Says Bracaglia, "It's a steady referral that's not overwhelming because we want to preserve our high-touch service. It's a good pace that lets us keep growing."

Team Effort
Each of the three partners has his own team underneath him, consisting of senior managers, analysts and others. "I'm part of Team Lees, if you want to call it that," says Henry, who adds he learned the business under Lees and currently does a lot of client management work for Lees' clients.

And Henry has his own clients, too.

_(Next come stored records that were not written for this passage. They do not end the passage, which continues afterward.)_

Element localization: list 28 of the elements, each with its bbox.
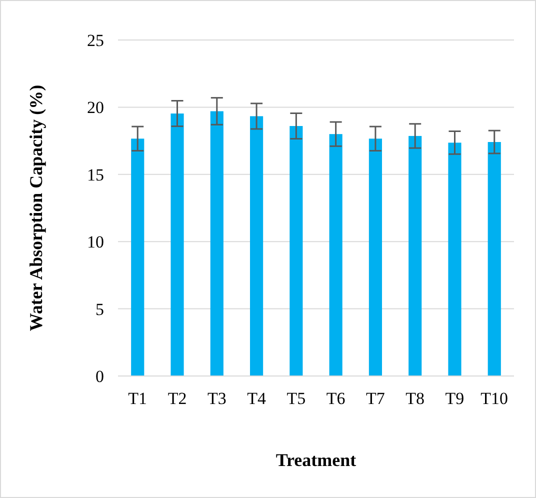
x-tick-label: T8 <box>406 389 425 408</box>
x-tick-label: T3 <box>207 389 226 408</box>
x-tick-label: T2 <box>168 389 187 408</box>
bar <box>210 111 224 376</box>
y-tick-label: 15 <box>87 165 104 184</box>
bar <box>329 134 342 376</box>
bar <box>290 126 303 376</box>
bar <box>408 136 422 376</box>
y-tick-label: 0 <box>96 366 104 386</box>
x-tick-label: T9 <box>445 389 464 408</box>
bar <box>250 116 264 376</box>
bar <box>170 114 184 376</box>
x-axis-title: Treatment <box>276 450 356 470</box>
x-tick-label: T5 <box>286 389 306 408</box>
x-tick-label: T6 <box>326 389 346 408</box>
y-tick-label: 5 <box>96 300 104 319</box>
bar <box>368 138 382 376</box>
y-tick-label: 25 <box>87 30 104 50</box>
bar <box>488 142 501 376</box>
y-tick-label: 10 <box>87 232 104 252</box>
x-tick-label: T7 <box>366 389 386 408</box>
y-axis-title: Water Absorption Capacity (%) <box>26 84 46 332</box>
bar <box>131 138 144 376</box>
x-tick-label: T1 <box>128 389 148 408</box>
x-tick-label: T10 <box>480 389 508 408</box>
bar <box>448 142 462 376</box>
x-tick-label: T4 <box>247 389 266 408</box>
y-tick-label: 20 <box>87 98 104 118</box>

He has five analysts working under him who are assigned to certain clients, and those analysts intimately learn those clients' finances so they can answer questions if Henry isn't immediately available.

Henry, 33, is one of five senior managers who've moved through the ranks, have direct client-facing roles and are considered the next tier of leadership at myCIO. Another one is Phil Bonelli, 36, who came to myCIO as part of Bracaglia's team at PwC.

"I deal with about 60 clients, and I know everything about their financial picture without having to look at a computer screen," Bonelli says, adding that one-third of those clients are his own and the other two-thirds are Bracaglia's.

Bonelli hopes to attain partner status in three to five years. "Five is probably more realistic," he says. "It takes time to build a sizable enough book of business."

MyCIO's partnership structure is based on revenue generated. Lees generates the most business, so he's the senior partner. Bonelli says he already considers himself a junior partner of the business. "We're consulted on key matters, so we all feel like we own this business," he says. "I feel like I'm in a very good spot as far as a career track goes."
And with its robust client base and reliable referral stream, myCIO seems to be well-positioned for future growth.